POEMS syndrome is a rare blood disorder that damages your nerves and affects other parts of your body. POEMS stands for these signs and symptoms:
- Polyneuropathy. Numbness, tingling and weakness in your legs — and over time, maybe in your hands — and difficulty breathing. This is an essential feature in the diagnosis of POEMS syndrome.
- Organomegaly. Enlarged spleen, liver or lymph nodes.
- Endocrinopathy/edema. Abnormal hormone levels that can result in an underactive thyroid (hypothyroidism), diabetes, sexual problems, fatigue, swelling in your limbs, and problems with metabolism and other essential functions.

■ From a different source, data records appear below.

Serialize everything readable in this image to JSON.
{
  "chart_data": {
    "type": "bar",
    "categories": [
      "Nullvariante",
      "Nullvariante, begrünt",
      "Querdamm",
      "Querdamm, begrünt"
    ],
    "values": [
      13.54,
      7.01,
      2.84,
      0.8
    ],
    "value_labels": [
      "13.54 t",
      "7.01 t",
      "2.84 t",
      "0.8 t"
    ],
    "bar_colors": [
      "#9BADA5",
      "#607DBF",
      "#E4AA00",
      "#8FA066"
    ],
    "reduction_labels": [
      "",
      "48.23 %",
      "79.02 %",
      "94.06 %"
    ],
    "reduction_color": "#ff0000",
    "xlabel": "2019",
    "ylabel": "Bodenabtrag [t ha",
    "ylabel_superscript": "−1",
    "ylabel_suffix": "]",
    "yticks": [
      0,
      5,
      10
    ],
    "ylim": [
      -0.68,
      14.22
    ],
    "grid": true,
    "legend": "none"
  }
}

- Monoclonal-protein. Abnormal bone marrow cells (plasma cells) that produce a protein (monoclonal protein) that can be found in the bloodstream. This is an essential feature in the diagnosis of POEMS syndrome. Monoclonal-protein is often associated with unusual bone hardening or thickening.

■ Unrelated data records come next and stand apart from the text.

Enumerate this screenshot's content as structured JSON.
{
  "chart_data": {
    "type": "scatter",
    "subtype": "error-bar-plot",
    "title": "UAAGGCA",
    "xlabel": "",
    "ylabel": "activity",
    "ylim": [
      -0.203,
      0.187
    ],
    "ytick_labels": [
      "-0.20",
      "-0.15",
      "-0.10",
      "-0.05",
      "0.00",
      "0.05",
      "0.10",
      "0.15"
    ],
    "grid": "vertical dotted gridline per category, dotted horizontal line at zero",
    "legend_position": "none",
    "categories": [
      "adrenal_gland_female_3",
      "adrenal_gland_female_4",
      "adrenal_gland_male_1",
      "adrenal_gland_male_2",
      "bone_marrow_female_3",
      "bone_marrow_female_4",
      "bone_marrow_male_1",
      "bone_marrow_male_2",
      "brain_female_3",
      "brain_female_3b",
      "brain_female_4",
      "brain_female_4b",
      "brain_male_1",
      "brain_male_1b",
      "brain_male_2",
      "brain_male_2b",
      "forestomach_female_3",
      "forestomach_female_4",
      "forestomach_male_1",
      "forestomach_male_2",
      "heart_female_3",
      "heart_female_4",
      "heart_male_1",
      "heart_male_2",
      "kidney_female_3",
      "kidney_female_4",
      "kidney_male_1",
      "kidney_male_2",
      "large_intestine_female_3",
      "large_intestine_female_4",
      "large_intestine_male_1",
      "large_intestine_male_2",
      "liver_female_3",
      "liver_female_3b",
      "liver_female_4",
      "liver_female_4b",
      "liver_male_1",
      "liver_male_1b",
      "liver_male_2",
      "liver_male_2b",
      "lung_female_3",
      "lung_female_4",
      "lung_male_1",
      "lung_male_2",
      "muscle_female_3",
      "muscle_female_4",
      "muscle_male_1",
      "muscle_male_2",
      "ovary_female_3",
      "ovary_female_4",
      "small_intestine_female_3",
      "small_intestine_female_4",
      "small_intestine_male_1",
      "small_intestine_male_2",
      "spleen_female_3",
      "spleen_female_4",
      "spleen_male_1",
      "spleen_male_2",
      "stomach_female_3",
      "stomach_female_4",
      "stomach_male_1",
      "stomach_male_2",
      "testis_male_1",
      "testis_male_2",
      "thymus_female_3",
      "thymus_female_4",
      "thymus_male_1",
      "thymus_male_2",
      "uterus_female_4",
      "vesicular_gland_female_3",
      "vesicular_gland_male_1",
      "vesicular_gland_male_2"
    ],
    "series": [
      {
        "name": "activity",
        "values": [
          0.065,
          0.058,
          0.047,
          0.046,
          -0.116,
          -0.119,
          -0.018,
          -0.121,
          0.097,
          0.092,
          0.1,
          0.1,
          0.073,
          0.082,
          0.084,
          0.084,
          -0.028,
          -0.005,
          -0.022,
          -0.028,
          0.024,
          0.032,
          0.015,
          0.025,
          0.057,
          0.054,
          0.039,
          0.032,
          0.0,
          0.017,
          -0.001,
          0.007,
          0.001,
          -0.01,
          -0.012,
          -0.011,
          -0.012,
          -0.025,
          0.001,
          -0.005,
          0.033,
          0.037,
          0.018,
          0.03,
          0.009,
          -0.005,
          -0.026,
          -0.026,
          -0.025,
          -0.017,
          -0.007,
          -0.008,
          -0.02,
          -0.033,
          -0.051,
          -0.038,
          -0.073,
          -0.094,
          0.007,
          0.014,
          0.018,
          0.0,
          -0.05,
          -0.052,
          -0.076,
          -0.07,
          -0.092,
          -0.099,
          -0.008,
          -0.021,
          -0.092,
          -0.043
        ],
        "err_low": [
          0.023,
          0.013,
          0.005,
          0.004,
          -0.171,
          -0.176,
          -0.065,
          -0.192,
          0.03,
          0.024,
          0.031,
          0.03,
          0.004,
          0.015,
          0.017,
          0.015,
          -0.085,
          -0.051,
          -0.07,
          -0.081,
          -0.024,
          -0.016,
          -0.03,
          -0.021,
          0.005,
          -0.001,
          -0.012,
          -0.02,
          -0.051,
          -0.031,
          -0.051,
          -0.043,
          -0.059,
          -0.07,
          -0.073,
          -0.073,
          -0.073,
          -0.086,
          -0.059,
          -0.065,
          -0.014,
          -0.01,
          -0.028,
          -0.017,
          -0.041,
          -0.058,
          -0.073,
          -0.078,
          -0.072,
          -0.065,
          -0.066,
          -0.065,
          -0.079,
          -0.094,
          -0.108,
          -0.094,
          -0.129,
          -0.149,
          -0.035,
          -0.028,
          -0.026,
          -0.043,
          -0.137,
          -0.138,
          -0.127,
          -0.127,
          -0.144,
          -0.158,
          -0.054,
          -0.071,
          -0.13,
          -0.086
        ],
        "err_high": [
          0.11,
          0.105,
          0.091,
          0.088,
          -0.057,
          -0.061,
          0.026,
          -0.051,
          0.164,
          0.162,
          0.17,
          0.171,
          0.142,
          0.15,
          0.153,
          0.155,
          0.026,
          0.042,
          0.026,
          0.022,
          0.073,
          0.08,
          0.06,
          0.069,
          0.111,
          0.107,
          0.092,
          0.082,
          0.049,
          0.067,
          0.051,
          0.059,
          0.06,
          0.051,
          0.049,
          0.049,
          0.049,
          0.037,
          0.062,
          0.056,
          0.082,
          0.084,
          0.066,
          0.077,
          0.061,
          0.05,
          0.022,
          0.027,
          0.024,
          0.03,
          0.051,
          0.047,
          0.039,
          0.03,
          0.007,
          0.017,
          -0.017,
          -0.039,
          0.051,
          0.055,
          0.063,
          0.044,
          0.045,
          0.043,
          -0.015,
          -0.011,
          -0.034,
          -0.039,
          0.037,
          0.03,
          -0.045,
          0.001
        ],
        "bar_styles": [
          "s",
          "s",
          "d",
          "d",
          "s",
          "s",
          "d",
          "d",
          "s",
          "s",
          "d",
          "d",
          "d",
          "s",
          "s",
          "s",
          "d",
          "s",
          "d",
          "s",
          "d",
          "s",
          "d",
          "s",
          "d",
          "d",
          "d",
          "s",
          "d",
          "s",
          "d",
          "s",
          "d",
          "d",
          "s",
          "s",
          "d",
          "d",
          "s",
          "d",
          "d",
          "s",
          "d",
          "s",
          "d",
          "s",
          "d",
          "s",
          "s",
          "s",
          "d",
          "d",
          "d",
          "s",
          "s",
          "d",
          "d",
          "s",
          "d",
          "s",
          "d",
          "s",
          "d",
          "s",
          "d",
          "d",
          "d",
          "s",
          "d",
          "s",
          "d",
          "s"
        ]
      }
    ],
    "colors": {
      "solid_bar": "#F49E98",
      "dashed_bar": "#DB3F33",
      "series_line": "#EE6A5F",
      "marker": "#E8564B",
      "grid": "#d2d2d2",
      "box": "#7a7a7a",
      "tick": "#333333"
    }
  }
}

- Skin changes. More color than normal on your skin, red spots, possibly thicker skin, and increased facial or leg hair.
The cause of POEMS syndrome isn't known. But people with POEMS syndrome have an increased number of plasma cells. These cells produce an abnormal amount of a type of protein, which can damage other parts of the body.

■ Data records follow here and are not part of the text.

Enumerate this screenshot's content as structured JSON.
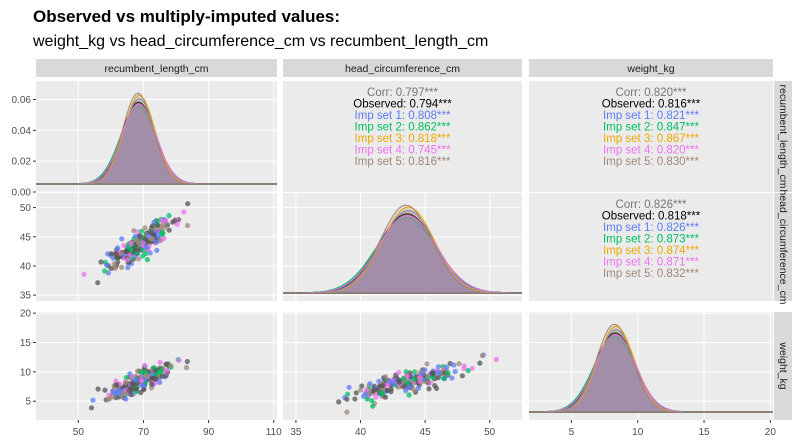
{
  "chart_data": {
    "type": "scatter",
    "title": "Observed vs multiply-imputed values:",
    "subtitle": "weight_kg vs head_circumference_cm vs recumbent_length_cm",
    "variables": [
      "recumbent_length_cm",
      "head_circumference_cm",
      "weight_kg"
    ],
    "col_strip_labels": [
      "recumbent_length_cm",
      "head_circumference_cm",
      "weight_kg"
    ],
    "row_strip_labels": [
      "recumbent_length_cm",
      "head_circumference_cm",
      "weight_kg"
    ],
    "axes": {
      "recumbent_length_cm": {
        "range": [
          37,
          111
        ],
        "ticks": [
          50,
          70,
          90,
          110
        ],
        "tick_labels": [
          "50",
          "70",
          "90",
          "110"
        ]
      },
      "head_circumference_cm": {
        "range": [
          34,
          52.5
        ],
        "ticks": [
          35,
          40,
          45,
          50
        ],
        "tick_labels": [
          "35",
          "40",
          "45",
          "50"
        ]
      },
      "weight_kg": {
        "range": [
          1.8,
          20.2
        ],
        "ticks": [
          5,
          10,
          15,
          20
        ],
        "tick_labels": [
          "5",
          "10",
          "15",
          "20"
        ]
      }
    },
    "density_axis": {
      "range": [
        0,
        0.072
      ],
      "ticks": [
        0.0,
        0.02,
        0.04,
        0.06
      ],
      "tick_labels": [
        "0.00",
        "0.02",
        "0.04",
        "0.06"
      ]
    },
    "datasets": [
      {
        "name": "Observed",
        "color": "#000000"
      },
      {
        "name": "Imp set 1",
        "color": "#5c7cf8"
      },
      {
        "name": "Imp set 2",
        "color": "#00c060"
      },
      {
        "name": "Imp set 3",
        "color": "#f0a800"
      },
      {
        "name": "Imp set 4",
        "color": "#f070f0"
      },
      {
        "name": "Imp set 5",
        "color": "#a08878"
      }
    ],
    "densities": {
      "recumbent_length_cm": {
        "mean": 68.5,
        "sd": 5.2
      },
      "head_circumference_cm": {
        "mean": 43.6,
        "sd": 2.2
      },
      "weight_kg": {
        "mean": 8.3,
        "sd": 1.5
      }
    },
    "correlations": [
      {
        "row": "recumbent_length_cm",
        "col": "head_circumference_cm",
        "lines": [
          {
            "label": "Corr: 0.797***",
            "color": "#777777"
          },
          {
            "label": "Observed: 0.794***",
            "color": "#000000"
          },
          {
            "label": "Imp set 1: 0.808***",
            "color": "#5c7cf8"
          },
          {
            "label": "Imp set 2: 0.862***",
            "color": "#00c060"
          },
          {
            "label": "Imp set 3: 0.818***",
            "color": "#f0a800"
          },
          {
            "label": "Imp set 4: 0.745***",
            "color": "#f070f0"
          },
          {
            "label": "Imp set 5: 0.816***",
            "color": "#a08878"
          }
        ]
      },
      {
        "row": "recumbent_length_cm",
        "col": "weight_kg",
        "lines": [
          {
            "label": "Corr: 0.820***",
            "color": "#777777"
          },
          {
            "label": "Observed: 0.816***",
            "color": "#000000"
          },
          {
            "label": "Imp set 1: 0.821***",
            "color": "#5c7cf8"
          },
          {
            "label": "Imp set 2: 0.847***",
            "color": "#00c060"
          },
          {
            "label": "Imp set 3: 0.867***",
            "color": "#f0a800"
          },
          {
            "label": "Imp set 4: 0.820***",
            "color": "#f070f0"
          },
          {
            "label": "Imp set 5: 0.830***",
            "color": "#a08878"
          }
        ]
      },
      {
        "row": "head_circumference_cm",
        "col": "weight_kg",
        "lines": [
          {
            "label": "Corr: 0.826***",
            "color": "#777777"
          },
          {
            "label": "Observed: 0.818***",
            "color": "#000000"
          },
          {
            "label": "Imp set 1: 0.826***",
            "color": "#5c7cf8"
          },
          {
            "label": "Imp set 2: 0.873***",
            "color": "#00c060"
          },
          {
            "label": "Imp set 3: 0.874***",
            "color": "#f0a800"
          },
          {
            "label": "Imp set 4: 0.871***",
            "color": "#f070f0"
          },
          {
            "label": "Imp set 5: 0.832***",
            "color": "#a08878"
          }
        ]
      }
    ],
    "scatter_panels": [
      {
        "x": "recumbent_length_cm",
        "y": "head_circumference_cm"
      },
      {
        "x": "recumbent_length_cm",
        "y": "weight_kg"
      },
      {
        "x": "head_circumference_cm",
        "y": "weight_kg"
      }
    ],
    "colors": {
      "panel_bg": "#ebebeb",
      "strip_bg": "#d9d9d9",
      "grid": "#ffffff",
      "density_fill": "#9f7ee0",
      "observed_points": "#555555"
    }
  }
}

POEMS syndrome can be misdiagnosed because the signs and symptoms mimic those of other disorders. POEMS syndrome progresses rapidly without treatment and can become life-threatening, so early diagnosis is important.
Treatment for POEMS syndrome might improve your symptoms but doesn't cure the condition. Treatment options include radiation therapy, chemotherapy and stem cell transplant. The outlook for people with POEMS syndrome has improved greatly over the past decade or so.